Le front chargé de nuages du prince retrouva sa sérénité. Il tendit la main pour prendre celle de la jeune femme qu’il baisa :
- Vous êtes incomparable, Madame ! Vous êtes ma folie et voilà que vous pouvez être aussi ma sagesse ! Rentrons puisque vous le voulez… d’autant que je vous réserve une surprise au retour ! Nous rentrerons demain matin. Pour l’heure présente, en chasse mes amis ! Le sanglier n’a que trop attendu !

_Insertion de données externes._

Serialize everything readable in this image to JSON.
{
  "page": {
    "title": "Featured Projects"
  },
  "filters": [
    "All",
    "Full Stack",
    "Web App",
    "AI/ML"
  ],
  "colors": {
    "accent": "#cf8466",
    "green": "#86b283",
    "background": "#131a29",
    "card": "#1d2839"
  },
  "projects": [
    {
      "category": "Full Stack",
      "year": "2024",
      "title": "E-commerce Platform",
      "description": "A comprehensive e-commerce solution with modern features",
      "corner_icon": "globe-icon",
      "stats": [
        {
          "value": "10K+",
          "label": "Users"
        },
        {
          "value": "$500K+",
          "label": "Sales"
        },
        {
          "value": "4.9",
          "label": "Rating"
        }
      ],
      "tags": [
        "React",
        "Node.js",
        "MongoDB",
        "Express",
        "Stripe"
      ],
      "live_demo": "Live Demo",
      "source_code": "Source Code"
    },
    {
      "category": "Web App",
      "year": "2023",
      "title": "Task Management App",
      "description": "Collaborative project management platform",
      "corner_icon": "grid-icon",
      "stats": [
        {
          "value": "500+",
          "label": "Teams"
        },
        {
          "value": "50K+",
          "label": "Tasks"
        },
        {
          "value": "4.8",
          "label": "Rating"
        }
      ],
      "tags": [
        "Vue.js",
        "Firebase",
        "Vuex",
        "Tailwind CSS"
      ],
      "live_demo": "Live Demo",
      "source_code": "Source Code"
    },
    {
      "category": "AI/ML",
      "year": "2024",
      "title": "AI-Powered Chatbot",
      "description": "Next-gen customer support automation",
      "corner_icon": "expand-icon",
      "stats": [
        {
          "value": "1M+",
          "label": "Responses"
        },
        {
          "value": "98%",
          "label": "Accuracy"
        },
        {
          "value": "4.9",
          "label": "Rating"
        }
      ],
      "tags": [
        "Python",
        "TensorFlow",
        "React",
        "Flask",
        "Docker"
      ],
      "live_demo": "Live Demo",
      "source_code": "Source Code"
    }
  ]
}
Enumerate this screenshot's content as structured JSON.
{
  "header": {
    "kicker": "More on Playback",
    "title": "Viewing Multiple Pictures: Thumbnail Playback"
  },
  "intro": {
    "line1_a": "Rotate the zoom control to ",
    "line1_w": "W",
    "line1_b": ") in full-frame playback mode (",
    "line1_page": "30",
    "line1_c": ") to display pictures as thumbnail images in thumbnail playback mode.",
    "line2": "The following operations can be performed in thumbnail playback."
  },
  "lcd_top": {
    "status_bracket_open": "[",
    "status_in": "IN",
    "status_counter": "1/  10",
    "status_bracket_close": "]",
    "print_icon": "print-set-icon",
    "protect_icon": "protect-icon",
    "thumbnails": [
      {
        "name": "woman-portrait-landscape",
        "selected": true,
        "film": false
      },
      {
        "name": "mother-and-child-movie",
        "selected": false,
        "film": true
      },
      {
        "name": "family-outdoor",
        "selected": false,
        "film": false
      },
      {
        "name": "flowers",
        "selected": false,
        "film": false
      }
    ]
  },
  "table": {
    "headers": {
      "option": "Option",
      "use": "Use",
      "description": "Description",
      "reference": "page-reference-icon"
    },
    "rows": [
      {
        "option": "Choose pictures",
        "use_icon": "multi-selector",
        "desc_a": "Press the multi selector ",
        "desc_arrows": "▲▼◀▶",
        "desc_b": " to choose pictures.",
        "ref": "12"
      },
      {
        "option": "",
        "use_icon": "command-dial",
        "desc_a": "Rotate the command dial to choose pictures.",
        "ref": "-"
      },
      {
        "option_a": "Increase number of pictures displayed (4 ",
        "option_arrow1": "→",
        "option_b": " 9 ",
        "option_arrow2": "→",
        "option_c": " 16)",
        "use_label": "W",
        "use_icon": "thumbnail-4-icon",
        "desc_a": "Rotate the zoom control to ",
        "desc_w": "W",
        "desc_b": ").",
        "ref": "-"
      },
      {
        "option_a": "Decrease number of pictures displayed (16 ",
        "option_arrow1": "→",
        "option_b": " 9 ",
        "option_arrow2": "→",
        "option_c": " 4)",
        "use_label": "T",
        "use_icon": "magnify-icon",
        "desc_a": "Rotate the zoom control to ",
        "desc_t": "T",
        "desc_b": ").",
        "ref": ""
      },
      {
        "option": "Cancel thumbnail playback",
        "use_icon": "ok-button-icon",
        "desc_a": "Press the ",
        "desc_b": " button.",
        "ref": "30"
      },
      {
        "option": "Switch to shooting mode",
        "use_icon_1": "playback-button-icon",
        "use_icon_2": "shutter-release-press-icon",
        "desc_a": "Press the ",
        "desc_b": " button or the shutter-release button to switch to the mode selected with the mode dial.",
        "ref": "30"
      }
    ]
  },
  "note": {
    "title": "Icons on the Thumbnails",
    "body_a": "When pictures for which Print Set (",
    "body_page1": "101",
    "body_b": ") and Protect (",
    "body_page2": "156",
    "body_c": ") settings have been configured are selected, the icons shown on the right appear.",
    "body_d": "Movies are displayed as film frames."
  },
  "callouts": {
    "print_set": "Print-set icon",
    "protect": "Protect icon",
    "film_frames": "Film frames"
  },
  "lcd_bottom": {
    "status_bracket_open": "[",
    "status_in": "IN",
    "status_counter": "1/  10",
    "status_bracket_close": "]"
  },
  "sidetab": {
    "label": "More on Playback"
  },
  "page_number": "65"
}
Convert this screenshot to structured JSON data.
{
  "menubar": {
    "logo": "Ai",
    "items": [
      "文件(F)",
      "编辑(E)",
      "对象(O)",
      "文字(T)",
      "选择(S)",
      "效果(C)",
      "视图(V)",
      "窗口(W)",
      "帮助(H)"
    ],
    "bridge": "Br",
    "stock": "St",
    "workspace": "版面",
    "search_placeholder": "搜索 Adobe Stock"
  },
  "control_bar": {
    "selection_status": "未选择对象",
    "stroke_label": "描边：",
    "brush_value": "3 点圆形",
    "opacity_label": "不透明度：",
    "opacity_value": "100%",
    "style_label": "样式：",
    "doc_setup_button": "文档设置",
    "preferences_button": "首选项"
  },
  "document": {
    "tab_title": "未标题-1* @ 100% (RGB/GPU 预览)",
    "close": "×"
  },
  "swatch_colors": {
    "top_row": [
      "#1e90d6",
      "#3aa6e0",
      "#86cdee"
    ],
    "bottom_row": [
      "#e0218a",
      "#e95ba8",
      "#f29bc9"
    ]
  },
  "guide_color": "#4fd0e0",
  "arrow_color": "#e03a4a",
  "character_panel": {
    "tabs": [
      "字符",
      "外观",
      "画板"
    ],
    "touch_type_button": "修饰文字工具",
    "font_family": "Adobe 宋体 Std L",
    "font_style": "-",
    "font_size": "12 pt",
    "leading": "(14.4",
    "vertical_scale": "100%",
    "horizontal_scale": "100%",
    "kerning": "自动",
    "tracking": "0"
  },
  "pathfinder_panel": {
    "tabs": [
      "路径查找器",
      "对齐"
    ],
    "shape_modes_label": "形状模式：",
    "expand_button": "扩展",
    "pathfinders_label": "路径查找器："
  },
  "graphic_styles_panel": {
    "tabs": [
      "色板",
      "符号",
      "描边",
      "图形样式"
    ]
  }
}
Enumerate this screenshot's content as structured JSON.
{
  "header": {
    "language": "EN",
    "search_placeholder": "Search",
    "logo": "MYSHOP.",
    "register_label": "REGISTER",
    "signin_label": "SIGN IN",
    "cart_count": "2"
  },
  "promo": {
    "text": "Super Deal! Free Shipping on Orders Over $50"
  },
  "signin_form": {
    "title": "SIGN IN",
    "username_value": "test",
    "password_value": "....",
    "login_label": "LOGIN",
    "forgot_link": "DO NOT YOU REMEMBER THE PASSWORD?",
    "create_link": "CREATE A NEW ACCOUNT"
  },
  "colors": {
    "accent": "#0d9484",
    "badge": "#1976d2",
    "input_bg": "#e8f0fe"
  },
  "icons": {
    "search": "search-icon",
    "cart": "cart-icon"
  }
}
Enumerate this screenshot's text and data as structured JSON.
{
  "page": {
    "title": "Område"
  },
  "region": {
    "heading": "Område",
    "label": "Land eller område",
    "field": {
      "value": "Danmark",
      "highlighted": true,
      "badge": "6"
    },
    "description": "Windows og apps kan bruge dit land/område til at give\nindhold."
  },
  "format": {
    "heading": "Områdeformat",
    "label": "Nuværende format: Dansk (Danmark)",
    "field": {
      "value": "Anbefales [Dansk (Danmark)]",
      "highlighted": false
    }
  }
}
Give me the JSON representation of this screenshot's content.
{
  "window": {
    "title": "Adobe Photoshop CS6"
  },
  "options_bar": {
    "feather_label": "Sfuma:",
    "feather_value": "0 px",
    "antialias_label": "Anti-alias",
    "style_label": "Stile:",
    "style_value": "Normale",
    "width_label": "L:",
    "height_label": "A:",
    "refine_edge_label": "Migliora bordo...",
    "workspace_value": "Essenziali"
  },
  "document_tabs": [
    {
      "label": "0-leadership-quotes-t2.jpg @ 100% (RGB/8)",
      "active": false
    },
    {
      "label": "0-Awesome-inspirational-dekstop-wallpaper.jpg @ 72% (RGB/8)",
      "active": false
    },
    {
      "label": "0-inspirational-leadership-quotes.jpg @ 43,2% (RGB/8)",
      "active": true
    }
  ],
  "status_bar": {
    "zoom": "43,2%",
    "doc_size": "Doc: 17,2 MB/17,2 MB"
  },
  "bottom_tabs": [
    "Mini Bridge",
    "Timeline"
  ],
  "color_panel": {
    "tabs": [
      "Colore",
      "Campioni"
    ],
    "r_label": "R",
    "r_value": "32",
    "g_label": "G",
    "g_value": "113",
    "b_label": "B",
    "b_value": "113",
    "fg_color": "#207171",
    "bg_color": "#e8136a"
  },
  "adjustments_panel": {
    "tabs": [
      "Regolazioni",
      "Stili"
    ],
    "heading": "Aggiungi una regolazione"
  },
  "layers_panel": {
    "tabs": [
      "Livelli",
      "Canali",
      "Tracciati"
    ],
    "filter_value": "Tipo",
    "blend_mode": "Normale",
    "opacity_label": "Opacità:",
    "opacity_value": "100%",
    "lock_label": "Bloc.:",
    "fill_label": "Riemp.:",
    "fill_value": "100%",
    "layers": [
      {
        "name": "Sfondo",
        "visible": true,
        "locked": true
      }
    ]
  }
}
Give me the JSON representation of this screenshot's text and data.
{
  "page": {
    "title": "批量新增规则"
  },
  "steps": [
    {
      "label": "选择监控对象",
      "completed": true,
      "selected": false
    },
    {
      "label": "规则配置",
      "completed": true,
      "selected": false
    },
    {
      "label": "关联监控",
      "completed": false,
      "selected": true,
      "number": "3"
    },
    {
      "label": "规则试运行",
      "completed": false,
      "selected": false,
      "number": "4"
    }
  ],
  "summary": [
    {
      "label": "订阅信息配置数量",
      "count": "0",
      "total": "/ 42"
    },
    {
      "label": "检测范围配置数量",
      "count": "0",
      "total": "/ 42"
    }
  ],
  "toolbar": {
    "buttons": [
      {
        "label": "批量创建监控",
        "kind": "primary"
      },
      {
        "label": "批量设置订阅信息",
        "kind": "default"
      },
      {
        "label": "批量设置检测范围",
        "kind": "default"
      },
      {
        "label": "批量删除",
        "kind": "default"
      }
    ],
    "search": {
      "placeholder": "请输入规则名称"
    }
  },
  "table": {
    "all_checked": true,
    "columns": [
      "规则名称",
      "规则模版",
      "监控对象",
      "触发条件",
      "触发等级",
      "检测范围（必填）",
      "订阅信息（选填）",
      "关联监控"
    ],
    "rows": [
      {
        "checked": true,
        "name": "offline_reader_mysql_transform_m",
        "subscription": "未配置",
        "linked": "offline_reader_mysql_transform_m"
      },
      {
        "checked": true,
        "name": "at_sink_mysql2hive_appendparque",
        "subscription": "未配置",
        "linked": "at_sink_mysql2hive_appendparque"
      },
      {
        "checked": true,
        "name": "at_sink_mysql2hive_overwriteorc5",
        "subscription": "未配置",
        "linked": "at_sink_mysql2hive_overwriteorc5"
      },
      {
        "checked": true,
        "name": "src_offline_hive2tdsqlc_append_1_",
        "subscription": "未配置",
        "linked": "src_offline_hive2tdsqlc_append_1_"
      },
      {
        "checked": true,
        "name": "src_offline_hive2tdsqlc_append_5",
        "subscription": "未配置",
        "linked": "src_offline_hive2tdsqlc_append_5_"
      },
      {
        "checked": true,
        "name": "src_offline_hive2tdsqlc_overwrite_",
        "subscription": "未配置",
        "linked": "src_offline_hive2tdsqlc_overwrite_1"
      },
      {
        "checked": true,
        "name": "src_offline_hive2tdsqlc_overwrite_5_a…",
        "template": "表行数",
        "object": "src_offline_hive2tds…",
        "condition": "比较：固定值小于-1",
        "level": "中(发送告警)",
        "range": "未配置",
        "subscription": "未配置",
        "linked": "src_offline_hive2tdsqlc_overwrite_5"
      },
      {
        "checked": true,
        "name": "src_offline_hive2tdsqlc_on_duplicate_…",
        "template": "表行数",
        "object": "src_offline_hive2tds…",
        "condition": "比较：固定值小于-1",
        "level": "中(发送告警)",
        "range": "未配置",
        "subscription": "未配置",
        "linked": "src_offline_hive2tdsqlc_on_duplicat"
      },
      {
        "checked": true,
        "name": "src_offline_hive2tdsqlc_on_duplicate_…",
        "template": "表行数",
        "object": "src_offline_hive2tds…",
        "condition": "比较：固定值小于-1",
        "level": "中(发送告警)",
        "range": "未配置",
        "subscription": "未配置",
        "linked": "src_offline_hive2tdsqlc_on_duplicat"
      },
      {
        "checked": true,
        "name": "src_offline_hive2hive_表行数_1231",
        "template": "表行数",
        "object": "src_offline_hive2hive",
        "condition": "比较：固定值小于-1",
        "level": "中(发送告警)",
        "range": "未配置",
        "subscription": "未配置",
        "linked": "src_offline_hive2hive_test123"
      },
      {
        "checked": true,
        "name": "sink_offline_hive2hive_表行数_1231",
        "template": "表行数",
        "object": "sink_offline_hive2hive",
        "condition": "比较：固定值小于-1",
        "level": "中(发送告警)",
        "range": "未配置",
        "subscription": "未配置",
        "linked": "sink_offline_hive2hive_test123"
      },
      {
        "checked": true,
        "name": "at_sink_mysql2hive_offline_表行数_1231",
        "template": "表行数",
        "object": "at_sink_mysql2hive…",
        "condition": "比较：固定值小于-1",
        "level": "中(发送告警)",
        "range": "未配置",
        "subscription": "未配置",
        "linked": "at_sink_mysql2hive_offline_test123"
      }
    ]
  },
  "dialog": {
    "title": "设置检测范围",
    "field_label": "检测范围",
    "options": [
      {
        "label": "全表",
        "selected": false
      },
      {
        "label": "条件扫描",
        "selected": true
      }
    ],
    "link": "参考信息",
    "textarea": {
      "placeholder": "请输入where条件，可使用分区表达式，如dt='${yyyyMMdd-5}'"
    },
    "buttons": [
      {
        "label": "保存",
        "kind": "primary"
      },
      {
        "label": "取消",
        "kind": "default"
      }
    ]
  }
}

A sa confusion, Aurore regagna la capitale dans la même voiture que son prince. Ce grand honneur la flattait mais officialisait aussi un statut de maîtresse déclarée qu’elle ne souhaitait pas. Ce fut pis encore quand l’équipage, au lieu de rentrer au palais ou de la déposer chez les Loewenhaupt, vint s’arrêter devant l’entrée d’une des plus jolies maisons des bords de l’Elbe, point trop grande et plutôt discrète dans sa sobre élégance, où résonnait d’ailleurs encore le marteau des tapissiers :
- C’est trop, Monseigneur !
- Comment cela, trop ? riposta-t-il d’un ton où pointait l’offense.
- L’amour que m’inspire Votre Altesse souhaite demeurer discret sinon secret. Je crains trop de blesser deux dames que je respecte infiniment.
- Ne comprenez-vous pas, vous qui êtes si intelligente, qu’il serait infiniment plus blessant pour elles que nos amours s’étalent au palais même, sous leurs yeux ? En outre, je me vois mal pénétrant à pas de loup chez Loewenhaupt après avoir escaladé une fenêtre. Céans vous êtes chez vous et je peux vous rejoindre en toute liberté. Cela dit, j’apprécie à leur valeur votre tact et votre bon cœur. Acceptez ce que je vous offre, ma douce ! Cette maison de toute façon ne pourrait convenir à personne d’autre. Sa décoration s’y partage entre la couleur de l’aurore et celle de vos yeux…
Que dire après une telle déclaration sinon remercier ? Sa nouvelle demeure enchanta la jeune femme. Elle y trouva un majordome, quatre valets, un cocher et des palefreniers pour les six chevaux d’attelage blancs et les trois de selle ou de chasse qui peuplaient les écuries, du personnel de cuisine, etc. Côté femmes de chambre, il y avait Fatime avec trois autres jeune filles. Et aussi, au seuil du salon, sa vieille Ulrica, plus raide que jamais dans sa robe noire avec col, manchettes et cornette de fine toile blanche des Flandres. Les mains croisées sur son giron, la bouche serrée et les sourcils tellement froncés qu’ils n’en faisaient plus qu’un, elle offrait une parfaite image de la réprobation, même si un trousseau de clés pendait dans les plis de sa jupe à une bélière d’or attachée à la ceinture, signant ainsi son nouveau rôle de gouvernante.
Quand elle vit arriver le couple, elle plongea dans une révérence aussi profonde que le lui permettait l’arthrose de ses genoux, mais s’arrangea de façon que nul n’en ignore la destination : le prince, un point c’est tout. Aurore dut se contenter d’une vague inclinaison assortie d’un coup d’œil orageux, mais la jeune femme n’eut pas le temps de tirer l’affaire au clair. Frédéric-Auguste l’entraînait par la main à travers la maison afin qu’elle la découvrît avec lui. Il était heureux comme un gamin et, en quittant celle qui était maintenant sa favorite, il lui annonça qu’il viendrait souper avec elle.